以前、この問題に関し、「小沢氏は合理的な説明を」という見出しも見かけました。しかし、私からすれば、犯罪がないという説明をすることは、「無いこと」の証明というある種の悪魔の証明となってしまう一方、犯罪の嫌疑をかけているのは検察であり、本来は検察官に立証責任があるわけです。

そうだとするならば、小沢氏が政治家たる職責から一定の情報開示をすることは必要ですが(既に小沢氏は関係する書類をすべて公開していると言っていますが)、合理的な説明をすべきは検察なのではないでしょうか。

検察が捜査や公判の影響を理由に公式の情報開示をしないことが認められるならば、小沢氏だって、刑事事件や捜査への影響を理由の説明できないという抗弁も認められてしかるべきでしょう。

本来、第三者的立場で、検察や政治家を監視すべきメディアが、検察からの非公式の情報リークを餌に、御用聞状態になって、一方の側の情報を垂れ流すだけで検証せず、本来の職責を忘れてしまっているのは非常に恐ろしく思います。

こうした報道が死刑も含めた刑事事件においてなされ、予断を国民に生じさせ、予断を抱いた国民が裁判員に選ばれ、その結果、冤罪を作ってしまったらということを考えると、冤罪を作るのは、捜査機関や裁判所だけでなく、他ならないメディアということになると私は思います。

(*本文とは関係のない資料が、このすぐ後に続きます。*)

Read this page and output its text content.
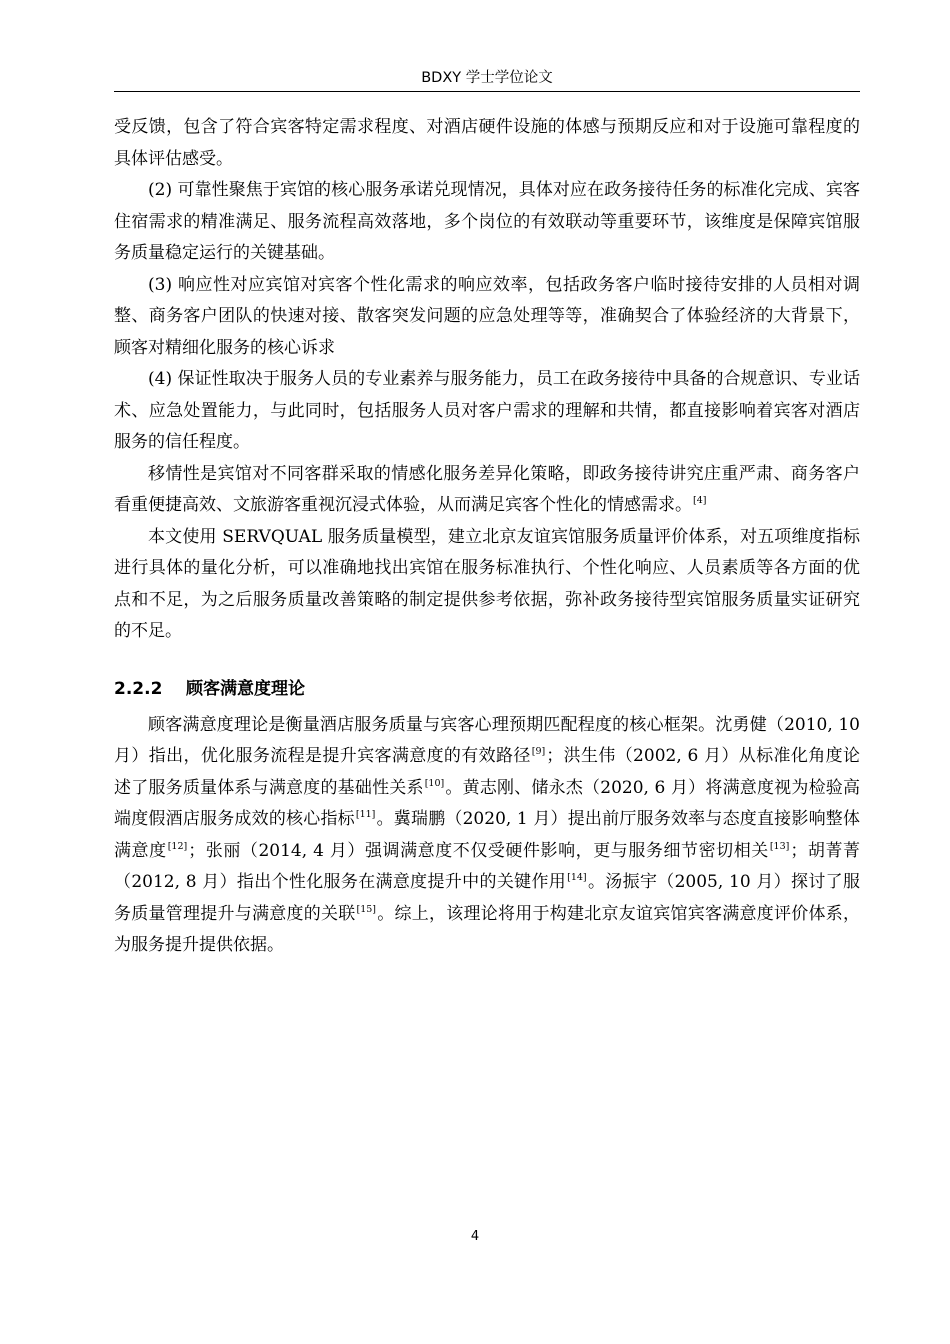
BDXY 学士学位论文

受反馈，包含了符合宾客特定需求程度、对酒店硬件设施的体感与预期反应和对于设施可靠程度的具体评估感受。

(2) 可靠性聚焦于宾馆的核心服务承诺兑现情况，具体对应在政务接待任务的标准化完成、宾客住宿需求的精准满足、服务流程高效落地，多个岗位的有效联动等重要环节，该维度是保障宾馆服务质量稳定运行的关键基础。

(3) 响应性对应宾馆对宾客个性化需求的响应效率，包括政务客户临时接待安排的人员相对调整、商务客户团队的快速对接、散客突发问题的应急处理等等，准确契合了体验经济的大背景下，顾客对精细化服务的核心诉求

(4) 保证性取决于服务人员的专业素养与服务能力，员工在政务接待中具备的合规意识、专业话术、应急处置能力，与此同时，包括服务人员对客户需求的理解和共情，都直接影响着宾客对酒店服务的信任程度。

移情性是宾馆对不同客群采取的情感化服务差异化策略，即政务接待讲究庄重严肃、商务客户看重便捷高效、文旅游客重视沉浸式体验，从而满足宾客个性化的情感需求。[4]

本文使用 SERVQUAL 服务质量模型，建立北京友谊宾馆服务质量评价体系，对五项维度指标进行具体的量化分析，可以准确地找出宾馆在服务标准执行、个性化响应、人员素质等各方面的优点和不足，为之后服务质量改善策略的制定提供参考依据，弥补政务接待型宾馆服务质量实证研究的不足。

2.2.2 顾客满意度理论

顾客满意度理论是衡量酒店服务质量与宾客心理预期匹配程度的核心框架。沈勇健（2010, 10 月）指出，优化服务流程是提升宾客满意度的有效路径[9]；洪生伟（2002, 6 月）从标准化角度论述了服务质量体系与满意度的基础性关系[10]。黄志刚、储永杰（2020, 6 月）将满意度视为检验高端度假酒店服务成效的核心指标[11]。冀瑞鹏（2020, 1 月）提出前厅服务效率与态度直接影响整体满意度[12]；张丽（2014, 4 月）强调满意度不仅受硬件影响，更与服务细节密切相关[13]；胡菁菁（2012, 8 月）指出个性化服务在满意度提升中的关键作用[14]。汤振宇（2005, 10 月）探讨了服务质量管理提升与满意度的关联[15]。综上，该理论将用于构建北京友谊宾馆宾客满意度评价体系，为服务提升提供依据。

4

ただ、インターネットメディアには、非常に冷静かつ明快な情報提供をしている元新聞記者の方(リンク先はKyoさんという方の「永田町異聞」というブログ)もおり、日本のメディアの刑事事件に対する報道姿勢が未熟とはいっても、地道に正当なジャーナリズム活動をしている方がいることも忘れてはならないでしょう
引用終り

このblogはlivedoorニュースでたまたま見つけた。
匿名であり、どんな方が書いているのか全く不明です
本人による自己紹介は次のようになっています
「昔アメリカで政治学を専攻しました。現在は法務が専門です。
最近忙しくて土曜日が待ち遠しいです。
時事問題をわかりやすく解説したり、私見を発信できればと思います。
更新は不定期です。ご了承ください。
日本のメディアが報じない海外の政治、経済、社会問題などを紹介することもこのブログの本来の目的の1つです。
ブログ記事はあくまでも筆者の私見であるため、法律解釈、経済動向、金融動向などについて正確性は担保できません。」

更に昨年一度blogを閉鎖したとのあいさつ文も掲載されています。
セキュリティ上問題が無く再開したのでしょうか
「挨拶
04/01/2009
読者の皆様へ
いつもこのブログを楽しみにしてくださっている読者の皆様へ

実は、誠に残念なのですが、このブログは本日をもって閉鎖することにしました。

というのも、かねてよりアメリカ在学中の友人で、国務省にて働いているアメリカ人の友人から、日米関係(特に日本の司法制度に関する)の分析官の職をオファーされておりました。

今回そのオファーを受けることに決めたため、セキュリティークリアランスの関係で、私の身辺調査対象にこのブログが入ってくることが分かったため、残念ではありますが、ブログを閉鎖しようと思います。」